Transcript
A (0:00)
So we're breaking up.
B (0:01)
Why?
A (0:02)
You're a great fitness app, but I've forgotten about you. What's your name again?
B (0:06)
All pain, some gain.
A (0:08)
$9 a month.
B (0:09)
Right. With my new big financial friend, Experian, I can see my subscriptions right in.
A (0:13)
The app and cancel all the ones I don't use anymore but still pay for. Like you.
B (0:17)
Wow. So goodbye.
A (0:18)
More like good savings. Cha Ching. Get started with the Experian app now. Results will vary. Not all subscriptions eligible. Savings not guaranteed. Paid membership with connected payment account required. See experian.com for details. Experian. Wesley.
B (0:30)
I'm Wesley Morris, and this is Cannonball. Happy New Year, everybody. We did it. We made it to 2026. I should say right up top that the show is gonna take a tiny, teeny little break, and we'll be back very soon. Don't worry. In the meantime, I wanted to share this conversation that I have with you with Michelle Obama in November. It was for this live event that she had celebrating the release of her book, which is called the Look. It is a bestseller, and it was at 6th and I in Washington, D.C. great space, very intimate. I mean, she's doing stadium work for the last book. This is like a club. And the book is basically about the clothes that she wore while she was First Lady. It's all of the outfits and the designers and the people who did her hair and her makeup. And it is her really thinking through what it meant to wear these clothes, what the country was going through at particular moments, how she understood what it meant to put on certain things and be seen a certain way as the spouse of, you know, the leader of the free world, but also as a woman who knew she was being looked at and evaluated and judged at every single turn. Every outfit, every. Every stitch of every piece of clothing was going to be examined. And she really thinks through what that experience was like. So here it is, this conversation that Michelle Obama and I had back in November about the Look.
A (2:24)
Hi, everybody.
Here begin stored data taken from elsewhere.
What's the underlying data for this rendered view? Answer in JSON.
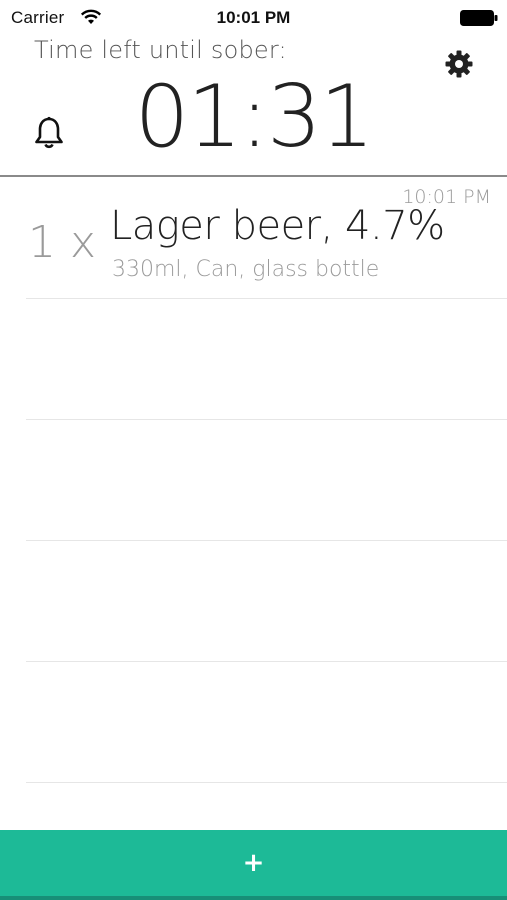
{
  "status_bar": {
    "carrier": "Carrier",
    "time": "10:01 PM"
  },
  "header": {
    "label": "Time left until sober:",
    "timer": "01:31"
  },
  "drinks": [
    {
      "time": "10:01 PM",
      "quantity": "1 x",
      "name": "Lager beer, 4.7%",
      "detail": "330ml, Can, glass bottle"
    }
  ],
  "add_button": {
    "label": "+"
  },
  "icons": {
    "wifi": "wifi-icon",
    "battery": "battery-icon",
    "settings": "gear-icon",
    "alarm": "bell-icon"
  },
  "colors": {
    "accent": "#1dba97",
    "muted_text": "#9a9a9a",
    "divider": "#8a8a8a"
  }
}
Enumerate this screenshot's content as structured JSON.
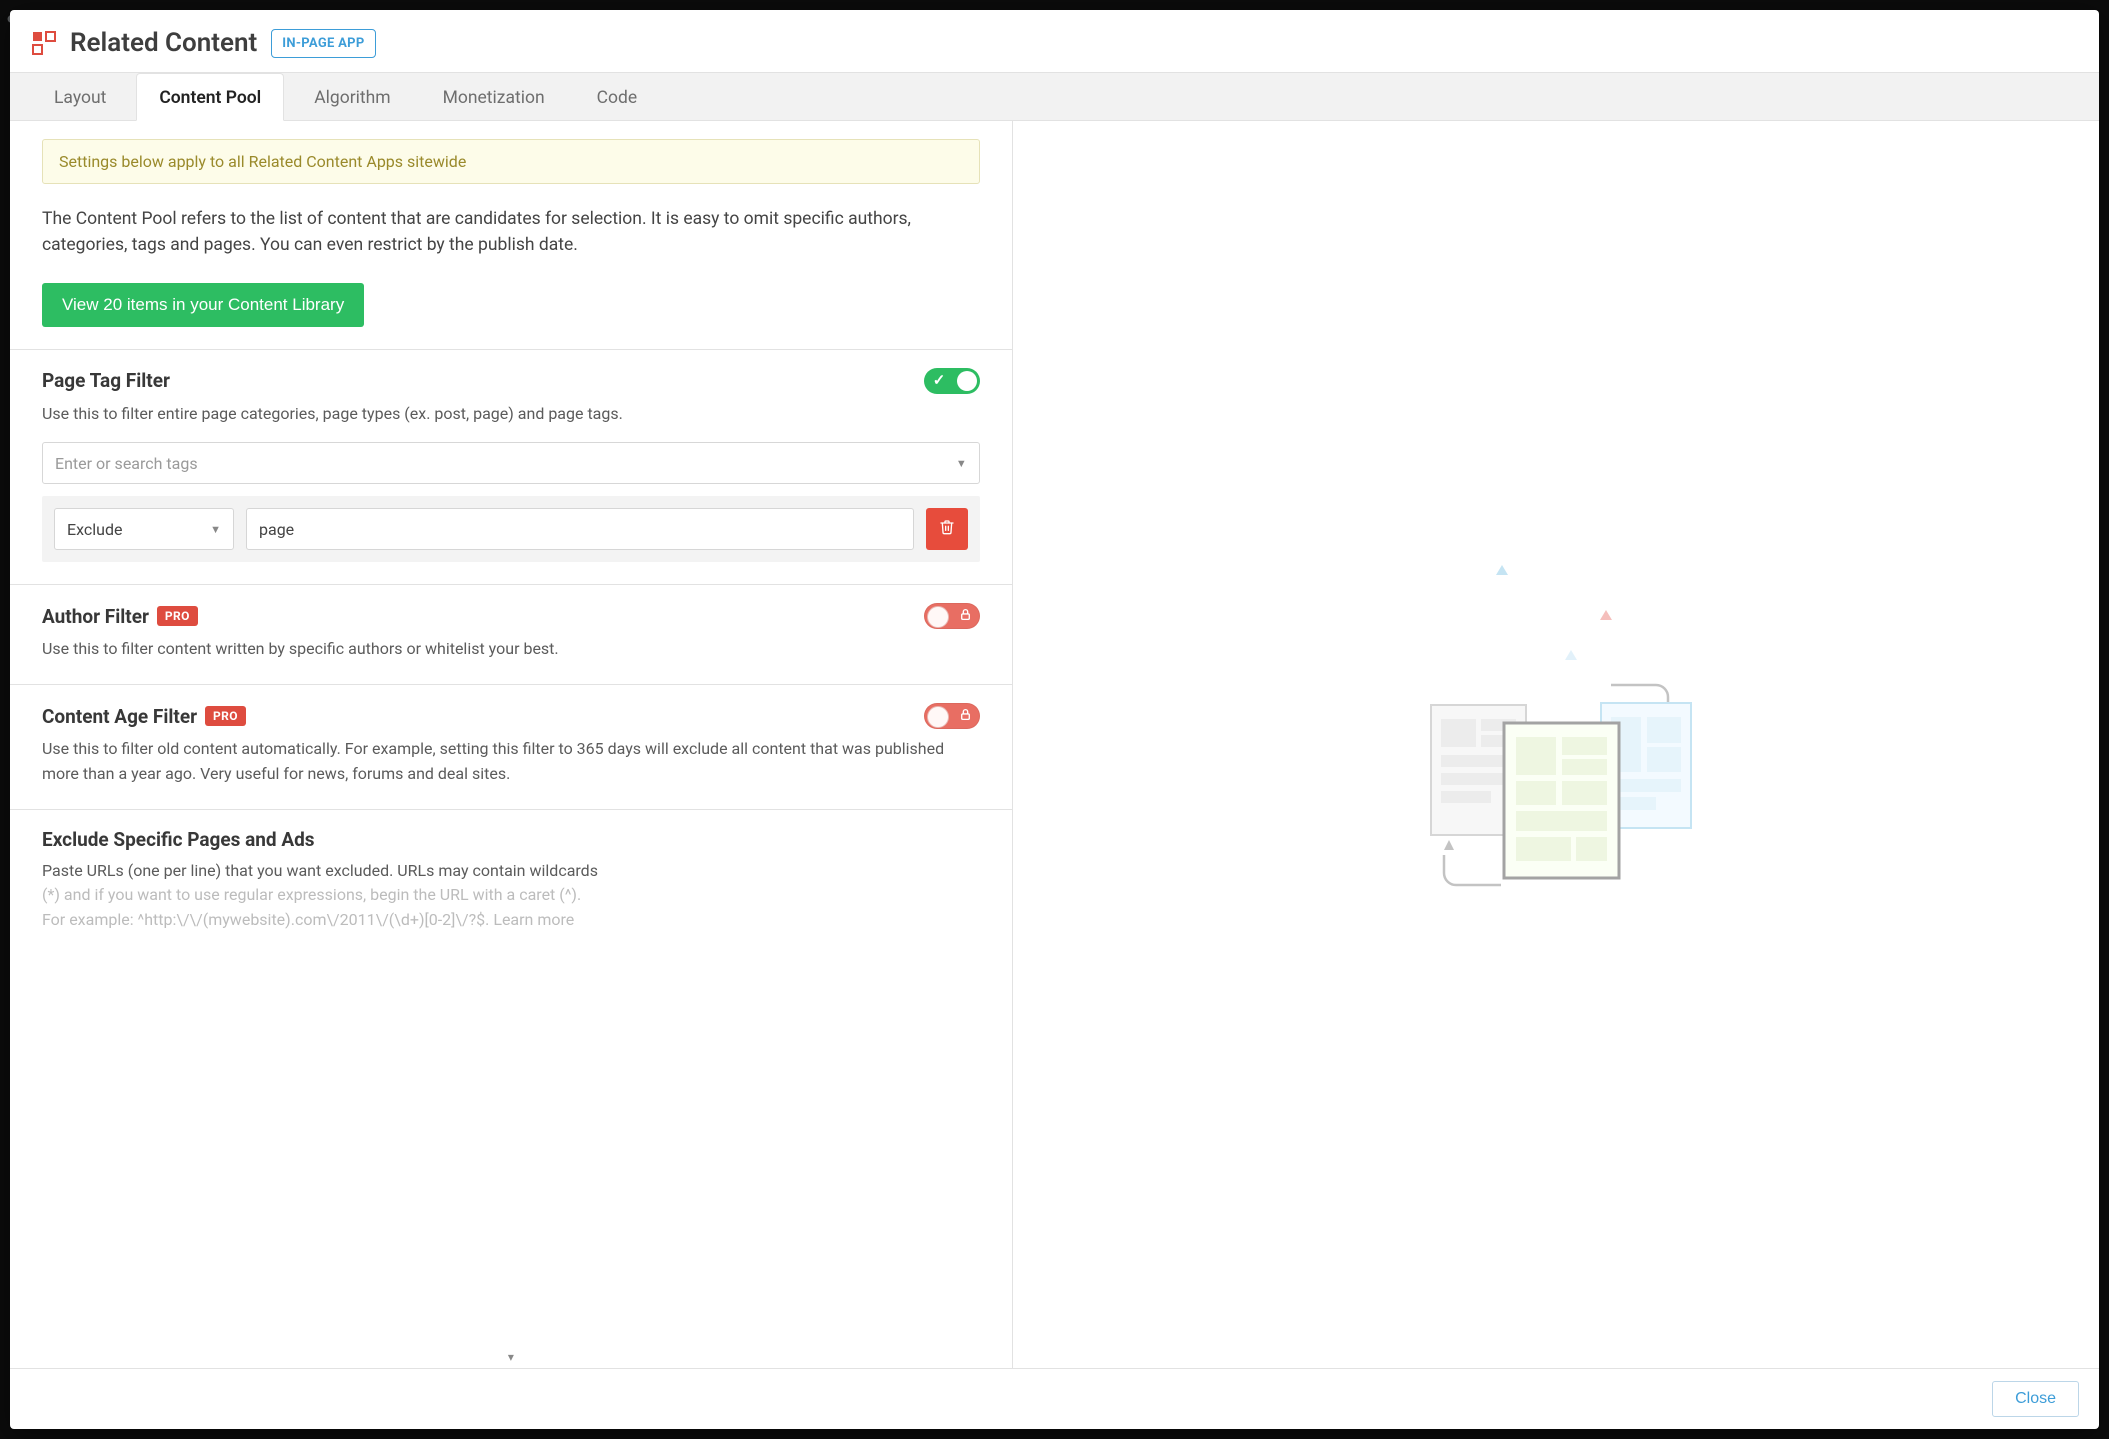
{
  "header": {
    "title": "Related Content",
    "badge": "IN-PAGE APP"
  },
  "tabs": [
    {
      "label": "Layout",
      "active": false
    },
    {
      "label": "Content Pool",
      "active": true
    },
    {
      "label": "Algorithm",
      "active": false
    },
    {
      "label": "Monetization",
      "active": false
    },
    {
      "label": "Code",
      "active": false
    }
  ],
  "notice": "Settings below apply to all Related Content Apps sitewide",
  "intro": "The Content Pool refers to the list of content that are candidates for selection. It is easy to omit specific authors, categories, tags and pages. You can even restrict by the publish date.",
  "library_button": "View 20 items in your Content Library",
  "page_tag_filter": {
    "title": "Page Tag Filter",
    "desc": "Use this to filter entire page categories, page types (ex. post, page) and page tags.",
    "input_placeholder": "Enter or search tags",
    "rule_mode": "Exclude",
    "rule_value": "page"
  },
  "author_filter": {
    "title": "Author Filter",
    "pro": "PRO",
    "desc": "Use this to filter content written by specific authors or whitelist your best."
  },
  "content_age_filter": {
    "title": "Content Age Filter",
    "pro": "PRO",
    "desc": "Use this to filter old content automatically. For example, setting this filter to 365 days will exclude all content that was published more than a year ago. Very useful for news, forums and deal sites."
  },
  "exclude_pages": {
    "title": "Exclude Specific Pages and Ads",
    "desc_line1": "Paste URLs (one per line) that you want excluded. URLs may contain wildcards",
    "desc_line2": "(*) and if you want to use regular expressions, begin the URL with a caret (^).",
    "desc_line3": "For example: ^http:\\/\\/(mywebsite).com\\/2011\\/(\\d+)[0-2]\\/?$. Learn more"
  },
  "footer": {
    "close": "Close"
  }
}
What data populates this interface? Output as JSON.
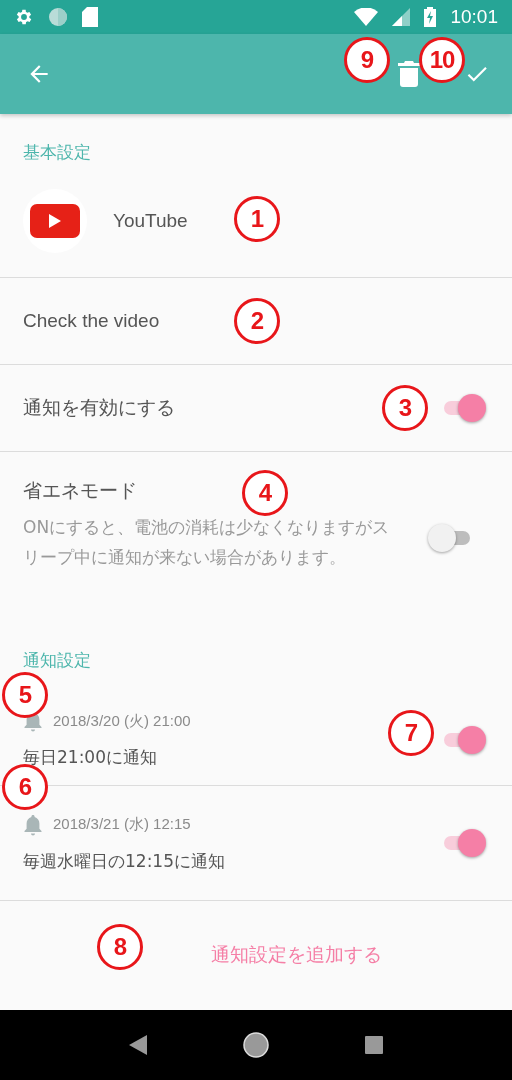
{
  "status_bar": {
    "time": "10:01"
  },
  "sections": [
    {
      "header": "基本設定"
    },
    {
      "header": "通知設定"
    }
  ],
  "app": {
    "name": "YouTube"
  },
  "title_field": {
    "value": "Check the video"
  },
  "notify_setting": {
    "label": "通知を有効にする",
    "on": true
  },
  "eco_mode": {
    "label": "省エネモード",
    "description": "ONにすると、電池の消耗は少なくなりますがスリープ中に通知が来ない場合があります。",
    "on": false
  },
  "reminders": [
    {
      "date": "2018/3/20 (火) 21:00",
      "text": "毎日21:00に通知",
      "on": true
    },
    {
      "date": "2018/3/21 (水) 12:15",
      "text": "毎週水曜日の12:15に通知",
      "on": true
    }
  ],
  "add_button": {
    "label": "通知設定を追加する"
  },
  "annotations": [
    {
      "label": "1"
    },
    {
      "label": "2"
    },
    {
      "label": "3"
    },
    {
      "label": "4"
    },
    {
      "label": "5"
    },
    {
      "label": "6"
    },
    {
      "label": "7"
    },
    {
      "label": "8"
    },
    {
      "label": "9"
    },
    {
      "label": "10"
    }
  ]
}
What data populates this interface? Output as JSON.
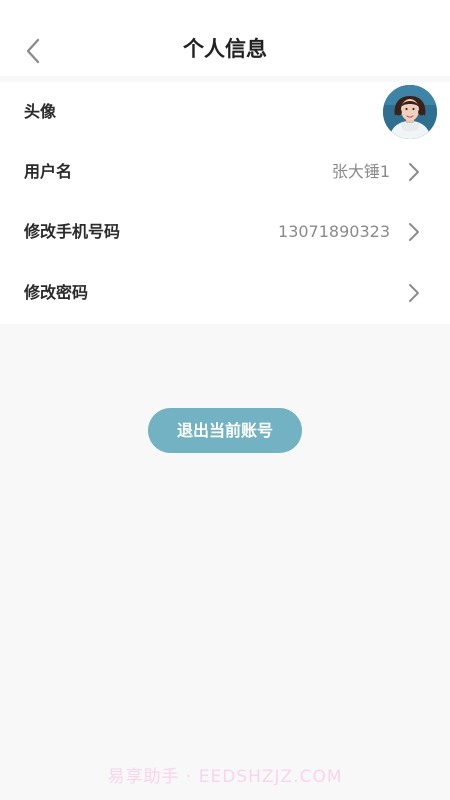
{
  "header": {
    "title": "个人信息",
    "back_icon": "chevron-left-icon"
  },
  "profile": {
    "avatar_label": "头像",
    "username_label": "用户名",
    "username_value": "张大锤1",
    "phone_label": "修改手机号码",
    "phone_value": "13071890323",
    "password_label": "修改密码",
    "row_icon": "chevron-right-icon"
  },
  "actions": {
    "logout_label": "退出当前账号"
  },
  "watermark": {
    "text": "易享助手 · EEDSHZJZ.COM"
  },
  "colors": {
    "accent": "#72b2c2",
    "page_background": "#f8f8f9",
    "surface": "#ffffff",
    "label_text": "#2b2b2b",
    "value_text": "#8a8a8a",
    "watermark": "#f7d5ea"
  }
}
Whoo. That was a catwalk. I just, like, just don't trip. Don't fall. Have you ever tripped, you know, Wesley, that people wonder, well, what were you thinking here? What were you thinking there? I was like, don't trip, don't fall. Don't fall down these stairs of Air Force One. No, I never trip because that was all I was thinking about when there was stairs or a long walk or heels. It was just like, just one foot at a time. Don't become a meme.